Я не защищаю насильников, ни в коей мере, но решение вопроса открыто. Либо яйца им отрезать, либо верните многоженство, если он в 85 лет еще насилует, хотя полжизни в тюряге провел из-за этого, то что, его очередное заключение исправит? А здесь таких много, то тут, то там видишь, как кто-то «душит петуха» или из 11-й «педиковской» камеры пытается «прищучить» в общей душевой или под лестницей.
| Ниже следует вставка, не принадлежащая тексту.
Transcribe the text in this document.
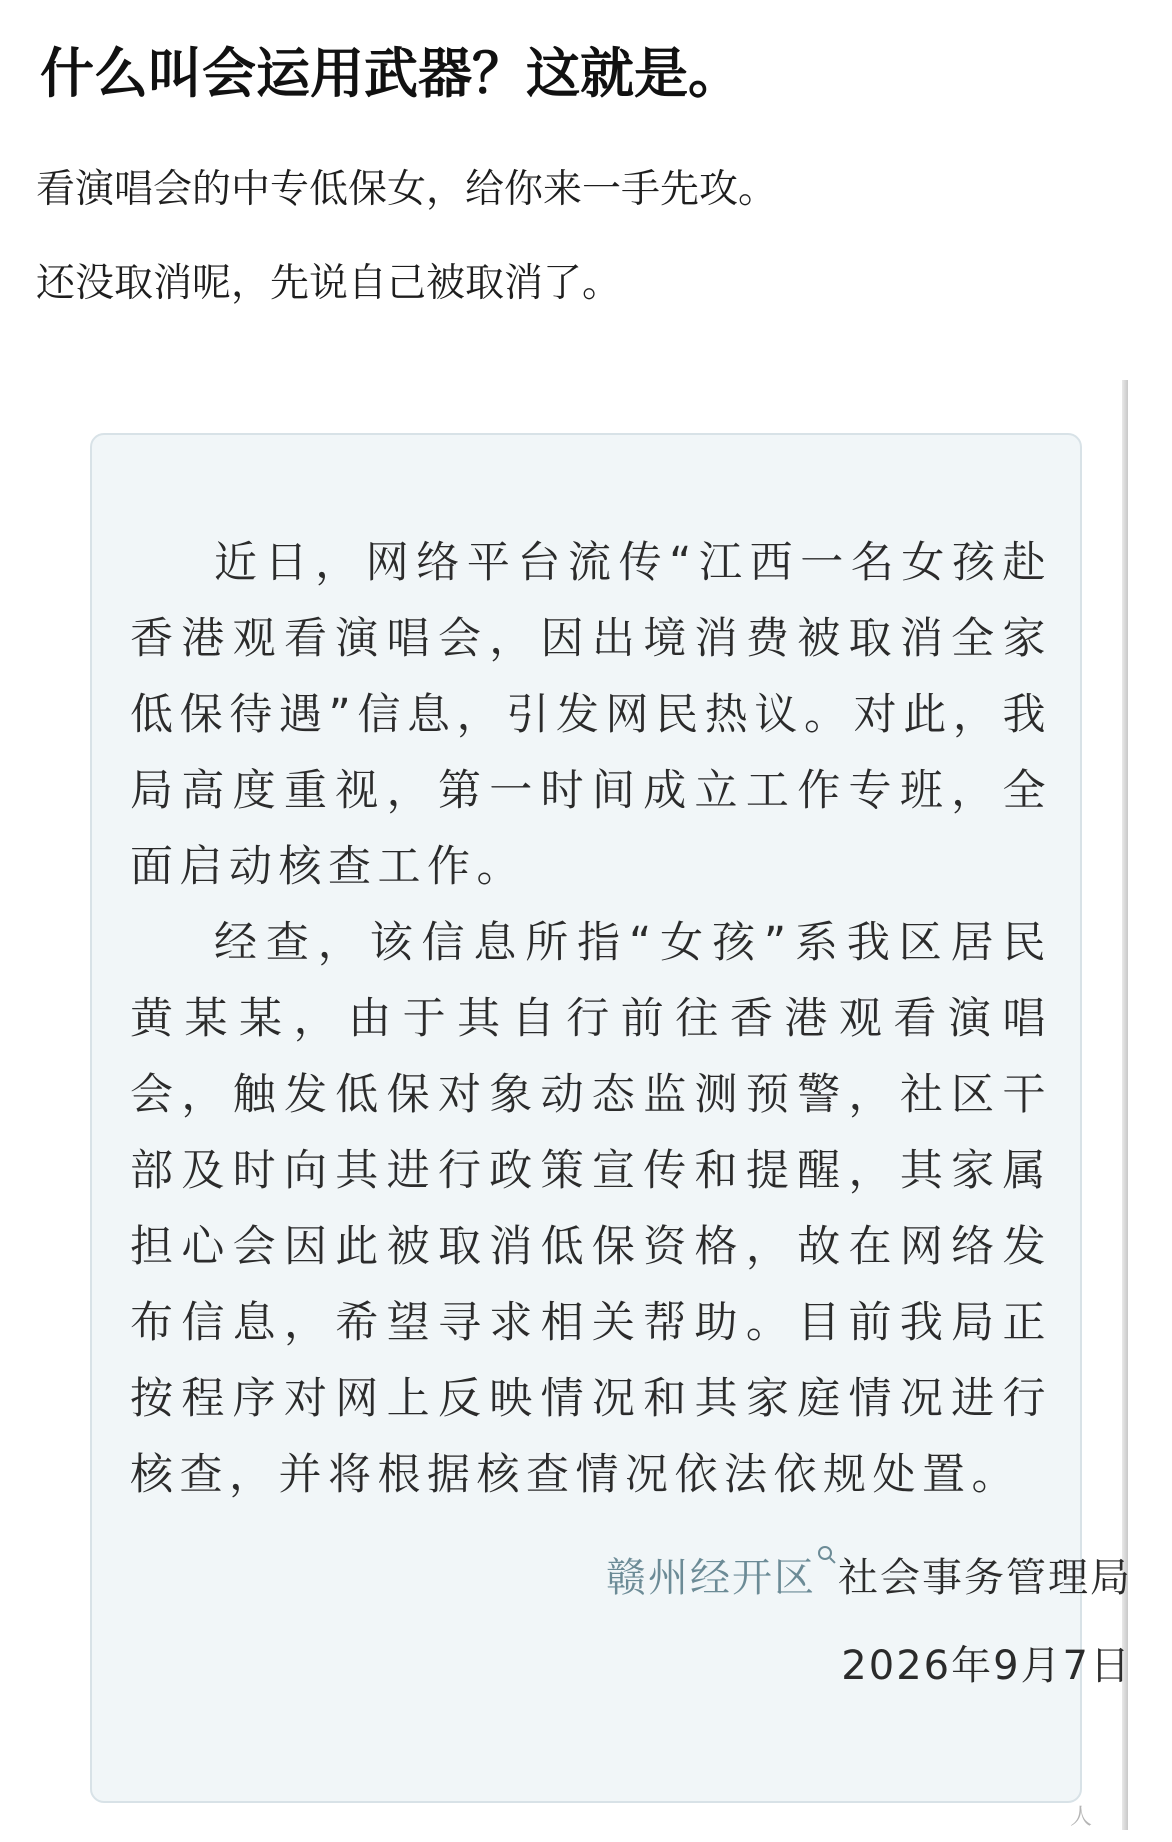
什么叫会运用武器？这就是。
看演唱会的中专低保女，给你来一手先攻。
还没取消呢，先说自己被取消了。

近日，网络平台流传“江西一名女孩赴香港观看演唱会，因出境消费被取消全家低保待遇”信息，引发网民热议。对此，我局高度重视，第一时间成立工作专班，全面启动核查工作。

经查，该信息所指“女孩”系我区居民黄某某，由于其自行前往香港观看演唱会，触发低保对象动态监测预警，社区干部及时向其进行政策宣传和提醒，其家属担心会因此被取消低保资格，故在网络发布信息，希望寻求相关帮助。目前我局正按程序对网上反映情况和其家庭情况进行核查，并将根据核查情况依法依规处置。

赣州经开区 社会事务管理局
2026年9月7日
人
Полицаи на это дело глаза закрывают, более того, «голубых» часто отправляют на различные черные работы, где их и вылавливают голодные зэки… Да и сами полицаи не брезгуют порой вызвать кого-нибудь на ночном дежурстве из «11».
У женщин своя бабская охрана, и они сидят в своем «аппендиците», так что не подберешься. А вот с «11-й» проблем нет, у одного надзирателя с «лошадью» (в тюрьмах Туниса геев называют либо «мибон», либо «хиисан», что значит лошадь), «роман» приключился, но кто-то донес, и дубака перевели в другой корпус. Так гей этот повесился с горя и предсмертную записку оставил, мол, вы лишили меня любимого, а я себя жизни за это лишаю.
Насильников и гомосеков очень ваххабиты ненавидят, при любом удобном случае пытаются их побить или даже убить. Поэтому в обычных камерах, где есть ваххабиты, никакое «опущение» или добровольное соитие между сокамерниками невозможно, они за этим очень следят и пресекают, онанистам тоже достается, если застанут на месте «преступления».
День подходил к концу, пытались обсудить визит консула, но я был не в настроении, и ко мне с расспросами особо лезть не стали.
Легли спать, я лежал в этот раз с краю кровати, но уснуть не мог, все не выходили слова консула, что на меня вешают убийство Наташи. Я натянул на голову простыню и стал думать об этом, может, неправильный перевод? О, как мне был нужен точный протокол вскрытия! Все мои мысли крутились вокруг этого.
Все уже спали, со всех сторон разносился пердеж и храп. Вдруг мое ухо уловило какие-то посторонние звуки. Я чуть-чуть приподнял простыню и пригляделся. Две плотные фигуры, аккуратно переступая через лежащие на полу тела, приблизились к старому насильнику-богохульнику. Его, как человека пожилого и проведшего много времени в заключении, капран распорядился положить на кровать, причем на первый ярус и еще напротив меня, через проход.
Один из нападавших навалился всем телом на его ноги и своими ручищами зафиксировал сухопарые конечности старика. Другой накрыл лицо старого зэка чем-то вроде подушки и вжал его голову в матрац. Я видел, как старое тело пыталось вывернуться, сучило ступнями, шевелило пальцами кистей, при желании я смог бы спокойно дотянуться до них рукой, не вставая с кровати, но ужас сковал все мои члены и не позволил даже пошевелиться, первый раз вот так близко на моих глазах убивали человека!